En batalla, proteger la cabeza es una necesidad básica, ya no sólo para evitar una herida fatal, sino también por paliar las más leves, que dejarían fuera de combate o en franca desventaja, tanto al guerrero medieval como al soldado de los tercios.
Un yelmo no deja de ser un casco de metal, pero hay muchas variedades. Los más sencillos dejan el rostro descubierto, como el “spangenhelm” o yelmo con nasal, la barbuta o el morrión, ya posterior de los conquistadores y los soldados del siglo XVI y XVII. En un término algo superior y mucho más antiguo, podríamos contemplar el yelmo griego corintio, con carrilleras y nasal, que protege gran parte de la cara.
Con cobertura delantera fija podemos recordar los asociados a las órdenes militares y los cruzados, como el “sugar loaf” o el “gran yelmo”, frecuentemente adornados con cruces.
Sin embargo, los más atractivos y complejos son los que llevan visera o celada, una pieza de metal abatible que cubre el rostro, tanto por evitar daños (sobre todo accidentales, más que de ataques directos), como por el impacto psicológico en combate.
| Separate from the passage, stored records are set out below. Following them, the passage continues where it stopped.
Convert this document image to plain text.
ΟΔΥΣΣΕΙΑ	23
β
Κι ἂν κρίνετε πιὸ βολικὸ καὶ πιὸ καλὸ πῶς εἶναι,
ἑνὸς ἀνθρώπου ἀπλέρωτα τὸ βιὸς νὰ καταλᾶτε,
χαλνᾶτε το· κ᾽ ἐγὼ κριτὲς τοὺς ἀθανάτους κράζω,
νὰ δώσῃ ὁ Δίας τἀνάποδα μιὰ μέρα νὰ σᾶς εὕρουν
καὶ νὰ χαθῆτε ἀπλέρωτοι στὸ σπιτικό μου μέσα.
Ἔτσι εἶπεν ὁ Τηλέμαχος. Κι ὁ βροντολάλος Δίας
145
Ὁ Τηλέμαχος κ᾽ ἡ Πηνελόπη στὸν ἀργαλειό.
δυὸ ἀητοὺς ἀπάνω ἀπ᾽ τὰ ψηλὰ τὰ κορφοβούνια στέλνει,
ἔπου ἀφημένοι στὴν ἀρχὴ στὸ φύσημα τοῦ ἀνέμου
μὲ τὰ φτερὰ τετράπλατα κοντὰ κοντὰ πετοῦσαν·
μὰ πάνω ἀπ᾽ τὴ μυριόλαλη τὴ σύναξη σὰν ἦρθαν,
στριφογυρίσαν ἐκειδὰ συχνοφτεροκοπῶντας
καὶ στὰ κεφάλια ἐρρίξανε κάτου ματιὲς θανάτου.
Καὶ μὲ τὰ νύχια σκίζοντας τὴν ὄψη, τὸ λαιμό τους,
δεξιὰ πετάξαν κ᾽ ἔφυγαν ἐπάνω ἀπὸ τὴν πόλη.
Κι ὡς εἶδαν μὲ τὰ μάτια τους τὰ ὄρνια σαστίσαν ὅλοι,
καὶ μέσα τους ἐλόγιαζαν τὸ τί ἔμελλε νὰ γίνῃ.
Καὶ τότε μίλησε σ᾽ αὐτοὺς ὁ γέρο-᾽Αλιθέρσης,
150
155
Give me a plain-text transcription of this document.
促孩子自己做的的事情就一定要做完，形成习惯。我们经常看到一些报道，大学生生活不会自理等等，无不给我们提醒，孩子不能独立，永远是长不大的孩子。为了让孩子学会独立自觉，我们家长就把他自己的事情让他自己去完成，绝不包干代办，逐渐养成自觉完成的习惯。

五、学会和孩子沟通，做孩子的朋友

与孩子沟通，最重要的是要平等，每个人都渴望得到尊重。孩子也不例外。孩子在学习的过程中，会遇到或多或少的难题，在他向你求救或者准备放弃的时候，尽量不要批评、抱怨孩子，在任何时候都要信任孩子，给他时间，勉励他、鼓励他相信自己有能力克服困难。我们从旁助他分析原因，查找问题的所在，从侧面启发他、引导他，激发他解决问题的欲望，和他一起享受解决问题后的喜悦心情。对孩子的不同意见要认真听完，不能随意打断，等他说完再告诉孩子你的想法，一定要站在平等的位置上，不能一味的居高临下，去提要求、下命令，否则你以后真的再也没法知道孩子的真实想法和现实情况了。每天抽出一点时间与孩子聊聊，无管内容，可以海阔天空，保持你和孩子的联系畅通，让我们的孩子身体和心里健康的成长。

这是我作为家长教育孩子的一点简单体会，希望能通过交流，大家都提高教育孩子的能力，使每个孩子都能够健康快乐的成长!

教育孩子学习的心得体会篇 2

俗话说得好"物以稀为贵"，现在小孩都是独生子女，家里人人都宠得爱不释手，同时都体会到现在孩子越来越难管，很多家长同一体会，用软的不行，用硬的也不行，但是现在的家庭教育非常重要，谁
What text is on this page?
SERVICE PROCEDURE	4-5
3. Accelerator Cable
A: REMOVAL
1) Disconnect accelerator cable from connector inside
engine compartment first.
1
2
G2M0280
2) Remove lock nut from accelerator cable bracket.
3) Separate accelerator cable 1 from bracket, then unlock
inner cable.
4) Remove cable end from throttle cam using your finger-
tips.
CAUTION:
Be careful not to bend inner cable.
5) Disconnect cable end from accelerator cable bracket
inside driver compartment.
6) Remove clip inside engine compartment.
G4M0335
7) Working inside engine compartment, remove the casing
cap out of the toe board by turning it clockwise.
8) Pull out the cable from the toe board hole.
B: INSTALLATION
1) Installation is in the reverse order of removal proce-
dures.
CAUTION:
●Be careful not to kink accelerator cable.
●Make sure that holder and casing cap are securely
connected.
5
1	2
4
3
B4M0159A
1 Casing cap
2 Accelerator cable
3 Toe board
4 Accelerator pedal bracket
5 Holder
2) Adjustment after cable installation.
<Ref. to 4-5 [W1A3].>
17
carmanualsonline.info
En esta categoría tenemos algunos clásicos como el sallet o el bacinete (bascinet), en sus muy diversas configuraciones, incluyendo máscaras picudas, con ventana, con agujeros…
En el interior del yelmo, y con la intención de hacerlo más cómodo y efectivo en su tarea de protección de la cabeza, hay un entrelazado de tiras de cuero regulables con hebillas o cordones, que ayudan también a que encaje bien y no se mueva. Aún así, una idea interesante para llevar bajo el yelmo es una crespina acolchada, que no es sino una capucha o gorrito relleno de lino o lana, que hace el conjunto más cómodo y seguro. Esta prenda también se puede sustituir por una de serraje, menos acolchada (y que también da menos calor en la estación cálida).